Once you establish a reputation for asking good questions and enhancing the conversation, people will begin following you, moderators will start choosing you from the lineup of people whose hands are raised, and people will ask to collaborate with you.

Use Consistent Messaging on Your Twitter and Instagram Profiles

The third part of your positioning on Clubhouse involves your Twitter and Instagram profiles.

People who are interested in what you have to say on Clubhouse will check out your bio and click over to your Twitter and/or Instagram profiles to further engage with you. You don’t want a disconnect in how you position yourself among your various accounts. Anything you represent, talk about or have in your bio on Clubhouse should match the messaging people find on your Instagram and Twitter profiles.

#2: Set Expectations for Your Time on Clubhouse

Another key element of an effective Clubhouse strategy is setting an intention for being on the platform. Every time you’re in a room, you’re investing your time. As with anything you invest in, you should expect to get a return on your investment, or in this case, your intention. If you don’t know what that intention is, you’ll just end up wasting time.
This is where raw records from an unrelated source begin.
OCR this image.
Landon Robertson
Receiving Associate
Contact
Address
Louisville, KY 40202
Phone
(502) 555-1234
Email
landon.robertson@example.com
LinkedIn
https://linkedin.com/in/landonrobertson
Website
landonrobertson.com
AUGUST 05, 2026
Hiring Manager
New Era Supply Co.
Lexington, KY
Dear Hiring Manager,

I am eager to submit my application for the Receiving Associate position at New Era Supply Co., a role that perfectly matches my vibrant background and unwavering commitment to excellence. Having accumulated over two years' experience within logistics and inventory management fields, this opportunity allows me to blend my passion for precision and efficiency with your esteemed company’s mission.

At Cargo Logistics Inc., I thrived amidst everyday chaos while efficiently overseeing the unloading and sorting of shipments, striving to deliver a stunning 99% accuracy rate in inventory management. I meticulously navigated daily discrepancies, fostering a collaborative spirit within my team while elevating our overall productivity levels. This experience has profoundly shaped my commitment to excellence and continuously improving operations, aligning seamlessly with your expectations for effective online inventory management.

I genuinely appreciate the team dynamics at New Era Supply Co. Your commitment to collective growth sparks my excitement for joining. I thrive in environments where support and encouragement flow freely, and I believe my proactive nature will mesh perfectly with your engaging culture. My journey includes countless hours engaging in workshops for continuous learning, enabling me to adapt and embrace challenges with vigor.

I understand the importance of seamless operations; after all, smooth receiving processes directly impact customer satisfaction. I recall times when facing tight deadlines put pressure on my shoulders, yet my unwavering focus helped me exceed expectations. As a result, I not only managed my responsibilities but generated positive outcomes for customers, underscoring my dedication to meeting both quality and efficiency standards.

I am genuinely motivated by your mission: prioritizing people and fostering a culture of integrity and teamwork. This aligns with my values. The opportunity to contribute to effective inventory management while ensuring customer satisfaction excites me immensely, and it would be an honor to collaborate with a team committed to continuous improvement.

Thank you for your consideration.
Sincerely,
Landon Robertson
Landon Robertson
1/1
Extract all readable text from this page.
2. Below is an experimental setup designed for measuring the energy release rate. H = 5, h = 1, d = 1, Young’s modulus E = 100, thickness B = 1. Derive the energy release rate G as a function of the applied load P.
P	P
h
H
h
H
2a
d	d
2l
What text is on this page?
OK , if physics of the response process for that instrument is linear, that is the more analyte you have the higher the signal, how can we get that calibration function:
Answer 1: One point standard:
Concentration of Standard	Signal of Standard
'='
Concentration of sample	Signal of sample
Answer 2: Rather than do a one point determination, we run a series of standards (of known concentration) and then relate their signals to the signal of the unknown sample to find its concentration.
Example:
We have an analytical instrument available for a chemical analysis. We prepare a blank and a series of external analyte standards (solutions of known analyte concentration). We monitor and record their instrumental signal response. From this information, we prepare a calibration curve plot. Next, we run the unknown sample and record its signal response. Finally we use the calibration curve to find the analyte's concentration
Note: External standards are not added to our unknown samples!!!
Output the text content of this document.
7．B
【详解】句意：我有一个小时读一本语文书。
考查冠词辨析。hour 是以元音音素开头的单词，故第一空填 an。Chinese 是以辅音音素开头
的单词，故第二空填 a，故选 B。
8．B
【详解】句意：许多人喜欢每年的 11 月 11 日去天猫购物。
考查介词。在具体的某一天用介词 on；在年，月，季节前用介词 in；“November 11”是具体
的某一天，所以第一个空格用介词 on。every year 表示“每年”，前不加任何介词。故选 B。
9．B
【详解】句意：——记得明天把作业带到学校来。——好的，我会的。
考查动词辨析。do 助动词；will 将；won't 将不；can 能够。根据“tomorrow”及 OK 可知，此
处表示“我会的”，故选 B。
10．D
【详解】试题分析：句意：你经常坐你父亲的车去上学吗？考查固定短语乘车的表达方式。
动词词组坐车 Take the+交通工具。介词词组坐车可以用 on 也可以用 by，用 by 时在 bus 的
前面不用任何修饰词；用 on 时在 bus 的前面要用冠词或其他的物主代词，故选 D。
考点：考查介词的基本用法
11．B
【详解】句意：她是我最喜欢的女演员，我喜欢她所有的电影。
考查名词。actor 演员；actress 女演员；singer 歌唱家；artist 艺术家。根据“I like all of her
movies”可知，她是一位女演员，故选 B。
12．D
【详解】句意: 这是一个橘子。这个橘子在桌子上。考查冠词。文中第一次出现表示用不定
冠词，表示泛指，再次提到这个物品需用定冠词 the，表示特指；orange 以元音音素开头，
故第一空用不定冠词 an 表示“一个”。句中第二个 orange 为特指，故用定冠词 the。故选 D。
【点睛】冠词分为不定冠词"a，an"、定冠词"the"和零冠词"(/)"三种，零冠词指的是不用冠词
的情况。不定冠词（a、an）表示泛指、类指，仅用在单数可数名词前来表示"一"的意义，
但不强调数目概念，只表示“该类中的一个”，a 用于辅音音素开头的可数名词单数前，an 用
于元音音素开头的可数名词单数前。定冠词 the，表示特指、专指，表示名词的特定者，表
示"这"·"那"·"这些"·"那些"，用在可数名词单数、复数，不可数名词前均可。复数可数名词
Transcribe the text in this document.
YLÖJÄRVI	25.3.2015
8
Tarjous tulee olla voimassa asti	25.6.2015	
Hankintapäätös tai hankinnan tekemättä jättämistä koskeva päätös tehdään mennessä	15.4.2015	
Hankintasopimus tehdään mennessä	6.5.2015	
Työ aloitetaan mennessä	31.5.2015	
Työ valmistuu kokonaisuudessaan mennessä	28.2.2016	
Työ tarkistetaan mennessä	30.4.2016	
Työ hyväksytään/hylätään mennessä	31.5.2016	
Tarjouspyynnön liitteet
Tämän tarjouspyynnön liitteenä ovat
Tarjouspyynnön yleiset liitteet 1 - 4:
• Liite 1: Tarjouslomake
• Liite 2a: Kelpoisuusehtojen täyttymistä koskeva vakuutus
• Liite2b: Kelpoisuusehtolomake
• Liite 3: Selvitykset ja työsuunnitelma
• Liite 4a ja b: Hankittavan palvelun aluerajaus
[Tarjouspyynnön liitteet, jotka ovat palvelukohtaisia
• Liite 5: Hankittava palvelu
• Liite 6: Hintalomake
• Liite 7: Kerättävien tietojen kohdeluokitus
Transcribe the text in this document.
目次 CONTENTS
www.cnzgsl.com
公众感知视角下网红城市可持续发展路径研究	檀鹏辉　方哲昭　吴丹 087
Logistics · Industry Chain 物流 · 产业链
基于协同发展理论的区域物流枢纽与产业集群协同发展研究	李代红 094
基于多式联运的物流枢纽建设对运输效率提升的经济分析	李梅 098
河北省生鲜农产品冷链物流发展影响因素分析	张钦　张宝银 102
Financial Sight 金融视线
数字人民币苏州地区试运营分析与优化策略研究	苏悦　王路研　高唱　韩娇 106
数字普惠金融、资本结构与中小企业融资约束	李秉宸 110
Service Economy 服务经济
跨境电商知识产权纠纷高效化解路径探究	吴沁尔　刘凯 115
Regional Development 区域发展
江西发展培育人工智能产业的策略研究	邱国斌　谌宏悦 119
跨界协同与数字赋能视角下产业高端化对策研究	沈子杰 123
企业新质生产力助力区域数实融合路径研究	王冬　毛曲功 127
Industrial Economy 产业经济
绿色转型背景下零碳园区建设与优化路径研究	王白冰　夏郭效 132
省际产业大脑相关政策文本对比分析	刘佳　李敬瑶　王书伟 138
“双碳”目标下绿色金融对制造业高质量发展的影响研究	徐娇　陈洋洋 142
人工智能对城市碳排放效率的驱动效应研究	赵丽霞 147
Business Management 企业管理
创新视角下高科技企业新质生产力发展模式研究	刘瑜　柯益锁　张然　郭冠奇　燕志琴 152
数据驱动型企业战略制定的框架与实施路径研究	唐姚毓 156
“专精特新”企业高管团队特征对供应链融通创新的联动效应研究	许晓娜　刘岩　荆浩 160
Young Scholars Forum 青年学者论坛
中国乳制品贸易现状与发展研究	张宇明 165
With Clubhouse culture, the first intention is always to add value; that’s non-negotiable. Every other intention you set will provide focus on the value you’re adding. But your intention shouldn’t be so rigid that you can’t adjust it if an opportunity presents itself, such as if someone you want to collaborate with enters the room.

In addition to providing value, one of your intentions might be to get DMs in your inbox. In this case, you expect to provide so much value that people will DM you on Twitter or Instagram to have a private conversation, which could lead to something downstream.

If you develop products and services for your business, your intention might be to do market research by listening to the audience in rooms centred around your niche. You could jot down the questions you hear from the audience and turn them into your next piece of content you create or the next room you host. This research will help you better understand your audience so you can craft messaging that will speak to them.

Other intentions could be to curate a great conversation with like-minded individuals, collaborate with other industry experts, or increase the authority for your positioning. Whatever your intention is, knowing what it is will help you determine if you’ve invested your time wisely.

#3: Design an Offer to Generate Ongoing Engagement

One of the biggest challenges for marketers on Clubhouse is, “If I’m not supposed to pitch, how do I have an offer on Clubhouse?” Because your first intention on the platform is always to add value, your offer is just an extension of that. It’s something of value that solves an immediate need or meets the desire of the audience.

Offering them something useful in exchange for their information plays a big role in continuing the conversation once a Clubhouse room has ended. When people opt in to your offer, they’ll continue to hear from you so you can keep the conversation going, deepen the relationship, and develop trust. The point of your offer, in this case, is to get ongoing engagement.

Let’s say you regularly host Clubhouse rooms and want to get people to show up every week and engage and participate. Whenever you host a room, you could share a URL with listeners where they can go to see future Clubhouse rooms you’ve scheduled and sign up to receive automatic calendar invites every time you have a new room. The value to your audience is they won’t miss out on any rooms and you’ll be able to continue communicating with them.

Your offer could also be a downloadable resource of value to your audience. Tell the audience in your room to DM you on Instagram to get the link, which would allow you to start a dialogue. The other benefit is that when someone DMs you, they become an audience you can retarget with ads if you have a free or paid offer you want to send them to.